Un tío con gomina mató a la estrella del BA-LON-CES-TO



"Nuestro seleccionador mostrando un telesketch ganado en una rifa...y único premio que se ha llevado de este Mundial."

La historia dirá que Teodosic lanzó un triple imposible desde más de nueve metros y que la clavó pese a tener a Garbajosa, un tío más alto, defendiéndolo. Esa, dirán, fue la jugada que nos echó de la lucha por el Mundial de Baloncesto de 2010...una anécdota reduccionista incapaz de contener lo que ha tenido este campeonato de escabechina, masacre y debacle baloncestística en lo que se refiere a nuestra selección.

Para el callejón de la historia, para su parte trasera, quedará el hecho innegable de que en el fondo la canasta estratosférica de Teodosic ha sido, en realidad, un acto de justicia poética. Sí. Una de esas dolorosas lecciones que hay que aprender si uno no quiere cometer una y otra vez los mismos errores. Ese triple ha entrado porque España necesitaba un castigo de esa magnitud, de un palo de esas características para devolvernos a la realidad y ponernos en el lugar que nos hemos ganado a pulso: la lucha por el quinto al octavo puesto o, lo que es lo mismo, a la cola de la élite mundial.

El triple del jugador serbio (un triple que me ha hecho recordar a la mortífera Yugoslavia de antaño) ha dejado en bragas que nuestro seleccionador está incapacitado y que no tiene recursos, ni imaginación, ni los más mínimos fundamentos de este deporte.
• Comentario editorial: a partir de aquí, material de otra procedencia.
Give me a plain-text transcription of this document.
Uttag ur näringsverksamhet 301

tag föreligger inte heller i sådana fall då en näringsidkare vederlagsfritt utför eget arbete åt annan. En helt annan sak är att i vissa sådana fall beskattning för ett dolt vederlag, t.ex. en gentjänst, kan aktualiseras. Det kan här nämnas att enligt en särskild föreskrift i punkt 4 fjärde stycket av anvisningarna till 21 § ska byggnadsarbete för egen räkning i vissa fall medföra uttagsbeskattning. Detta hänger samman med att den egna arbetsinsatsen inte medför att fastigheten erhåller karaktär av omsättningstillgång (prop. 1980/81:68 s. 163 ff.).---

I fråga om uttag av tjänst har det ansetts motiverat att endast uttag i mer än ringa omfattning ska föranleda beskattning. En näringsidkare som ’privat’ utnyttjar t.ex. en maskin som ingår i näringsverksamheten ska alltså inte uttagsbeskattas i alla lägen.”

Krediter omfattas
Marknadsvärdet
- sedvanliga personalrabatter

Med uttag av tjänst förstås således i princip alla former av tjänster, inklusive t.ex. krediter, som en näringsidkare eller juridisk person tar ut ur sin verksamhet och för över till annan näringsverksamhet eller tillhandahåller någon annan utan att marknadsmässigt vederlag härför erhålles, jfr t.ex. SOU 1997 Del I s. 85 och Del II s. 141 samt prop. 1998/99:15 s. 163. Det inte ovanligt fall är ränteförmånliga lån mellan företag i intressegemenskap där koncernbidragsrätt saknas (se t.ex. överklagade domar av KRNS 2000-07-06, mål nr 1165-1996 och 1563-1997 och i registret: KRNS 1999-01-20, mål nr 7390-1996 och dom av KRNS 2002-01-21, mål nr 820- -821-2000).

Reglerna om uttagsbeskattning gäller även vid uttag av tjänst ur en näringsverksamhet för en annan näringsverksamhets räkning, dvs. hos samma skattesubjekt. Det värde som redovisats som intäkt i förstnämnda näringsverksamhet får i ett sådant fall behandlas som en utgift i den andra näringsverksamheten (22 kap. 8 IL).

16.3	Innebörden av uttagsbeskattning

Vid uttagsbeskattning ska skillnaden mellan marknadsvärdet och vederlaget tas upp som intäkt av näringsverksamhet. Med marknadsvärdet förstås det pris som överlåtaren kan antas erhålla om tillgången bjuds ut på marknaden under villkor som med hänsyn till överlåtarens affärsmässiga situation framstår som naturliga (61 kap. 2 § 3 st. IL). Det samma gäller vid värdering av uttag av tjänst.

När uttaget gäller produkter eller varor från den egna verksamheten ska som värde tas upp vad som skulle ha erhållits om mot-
La razón por las cuales Scariolo llegó al banquillo y por qué, a estas horas permanece en él, se me escapan por completo del mismo modo que se me escapa el hecho de como es posible que alguien tan poco dotado para advertir la belleza del baloncesto haya acabado dedicándose a esto y mantenga la etiqueta de "gran entrenador".  No se puede esperar nada de un tío que cree que la defensa es el mejor ataque y que la presunta superioridad individual de los jugadores de tu plantilla es suficiente para ganar. Nonay. Miren lo que escribía Loquillo en su artículo de ayer: "Jugar al baloncesto es como tocar en una banda de rock". Joder, si hasta José María Sanz "Loquillo", que dejó la práctica activa del basket hace más de tres décadas, sabe que esto es un juego en el que se puede y se debe ganar como equipo...¿Por qué se empeña este señor tan italiano en lo contrario? No es una pregunta retórica: simplemente no tiene la suficiente capacidad para hacer jugar bien a un equipo.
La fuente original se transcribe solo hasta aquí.